The board of fellow state-owned carrier Indian Airlines has meanwhile launched its own search for an IPO advisor. Like Air India, its board gave in-principle approval earlier this year for an IPO.
India’s government has suggested it is in favour of the two airlines having IPOs, which would help them raise cash for expansion in a market where privately owned operators are expanding rapidly and new players are being launched. The IPO plans come as both airlines continue to seek approval for long-delayed fleet expansions.
In 2001 the then-government attempted to sell stakes in both Air India and Indian Airlines but the divestment plan was ultimately scrapped. In Indian Airlines’ case the final two bidders were disqualified while in Air India’s case the sole remaining bidder – Singapore Airlines in partnership with local conglomerate Tata – withdrew.
Although both Air-India and Indian Airlines have plans for major fleet acquisitions, their inability to place orders means leasing in aircraft to boost capacity in the short-term. Air-India, for example, recently dry leased three Airbus A310s to expand services to east Asia, and is looking to lease four more Boeing 777s from October, while Indian Airlines wants 10 more leased A320s.

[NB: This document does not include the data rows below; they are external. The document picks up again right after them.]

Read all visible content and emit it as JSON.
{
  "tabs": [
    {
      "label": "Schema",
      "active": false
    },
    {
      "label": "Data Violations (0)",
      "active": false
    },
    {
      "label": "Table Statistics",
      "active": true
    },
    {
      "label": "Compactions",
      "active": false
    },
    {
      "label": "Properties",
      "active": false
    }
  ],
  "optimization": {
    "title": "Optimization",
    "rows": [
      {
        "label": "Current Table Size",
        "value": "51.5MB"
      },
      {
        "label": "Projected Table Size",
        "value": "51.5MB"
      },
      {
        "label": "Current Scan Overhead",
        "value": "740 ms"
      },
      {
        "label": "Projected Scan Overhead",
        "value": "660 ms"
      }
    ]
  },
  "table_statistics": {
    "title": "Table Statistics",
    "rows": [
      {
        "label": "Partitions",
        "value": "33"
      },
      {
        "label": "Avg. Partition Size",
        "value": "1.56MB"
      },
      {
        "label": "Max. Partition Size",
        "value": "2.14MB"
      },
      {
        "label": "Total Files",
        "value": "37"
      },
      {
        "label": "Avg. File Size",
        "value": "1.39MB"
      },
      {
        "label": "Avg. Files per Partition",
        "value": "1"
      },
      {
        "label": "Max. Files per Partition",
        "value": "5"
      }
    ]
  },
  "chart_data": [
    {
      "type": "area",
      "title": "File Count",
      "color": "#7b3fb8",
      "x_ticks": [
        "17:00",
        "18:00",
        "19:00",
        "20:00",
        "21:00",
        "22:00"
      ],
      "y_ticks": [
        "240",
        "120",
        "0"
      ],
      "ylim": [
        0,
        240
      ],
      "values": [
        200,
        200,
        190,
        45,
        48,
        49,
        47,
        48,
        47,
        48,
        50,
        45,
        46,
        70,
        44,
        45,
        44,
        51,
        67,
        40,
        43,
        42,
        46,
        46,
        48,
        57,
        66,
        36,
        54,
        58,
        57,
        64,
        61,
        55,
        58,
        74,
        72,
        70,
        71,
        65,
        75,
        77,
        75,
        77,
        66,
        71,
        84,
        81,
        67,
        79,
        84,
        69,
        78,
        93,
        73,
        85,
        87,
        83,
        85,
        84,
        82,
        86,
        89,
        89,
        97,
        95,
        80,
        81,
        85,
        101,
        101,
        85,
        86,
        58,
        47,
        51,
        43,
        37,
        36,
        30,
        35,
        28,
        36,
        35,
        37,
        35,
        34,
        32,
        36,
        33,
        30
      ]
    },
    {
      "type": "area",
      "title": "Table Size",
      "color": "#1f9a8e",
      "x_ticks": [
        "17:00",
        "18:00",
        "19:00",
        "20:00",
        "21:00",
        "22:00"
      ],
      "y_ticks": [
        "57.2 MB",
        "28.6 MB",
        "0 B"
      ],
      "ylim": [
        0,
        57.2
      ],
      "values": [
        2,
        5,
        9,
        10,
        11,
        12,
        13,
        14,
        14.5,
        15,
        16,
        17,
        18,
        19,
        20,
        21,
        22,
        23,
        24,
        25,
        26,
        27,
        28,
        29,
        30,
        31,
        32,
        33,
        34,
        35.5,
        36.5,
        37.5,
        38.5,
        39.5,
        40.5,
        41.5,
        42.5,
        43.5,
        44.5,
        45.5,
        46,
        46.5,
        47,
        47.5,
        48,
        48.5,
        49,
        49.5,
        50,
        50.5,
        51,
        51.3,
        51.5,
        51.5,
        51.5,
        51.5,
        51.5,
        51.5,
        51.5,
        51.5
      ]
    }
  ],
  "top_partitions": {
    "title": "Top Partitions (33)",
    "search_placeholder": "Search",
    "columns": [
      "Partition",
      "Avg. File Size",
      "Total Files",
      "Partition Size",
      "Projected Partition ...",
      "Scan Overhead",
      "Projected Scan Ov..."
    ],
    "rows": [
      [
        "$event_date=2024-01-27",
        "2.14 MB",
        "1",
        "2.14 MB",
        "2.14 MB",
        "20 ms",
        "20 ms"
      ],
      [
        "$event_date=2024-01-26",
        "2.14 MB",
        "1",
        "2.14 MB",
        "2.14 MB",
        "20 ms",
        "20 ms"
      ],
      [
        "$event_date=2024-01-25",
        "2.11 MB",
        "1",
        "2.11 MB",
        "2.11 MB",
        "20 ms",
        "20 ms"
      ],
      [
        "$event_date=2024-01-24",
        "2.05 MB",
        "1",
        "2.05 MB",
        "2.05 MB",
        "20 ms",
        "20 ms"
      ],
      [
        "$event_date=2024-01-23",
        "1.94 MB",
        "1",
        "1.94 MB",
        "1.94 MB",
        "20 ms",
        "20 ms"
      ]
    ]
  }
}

Indian civil aviation regulators are creating a “slot pool” for the country’s airports to give new airlines opportunities to develop their operations and allow existing airlines to retain existing slots.
Civil aviation minister Praful Patel told the Indian parliament that slots will first be allocated to established airlines “on the basis of historical rights” for a new operating season. Of the slots left over, he adds, 50% will be allocated to new entrants.
“The slot allocation policy ensures a level playing field for the public and private sector as it is non-discriminatory and the airport operator is expected to implement the slot allocation policy in a fair and equitable manner,” says Patel. The creation of the slot pool is intended “to promote entry of new airlines”, particularly at busier airports, he adds.
Patel has meanwhile denied that the government plans to raise entry barriers to make it financially more difficult to launch new airlines.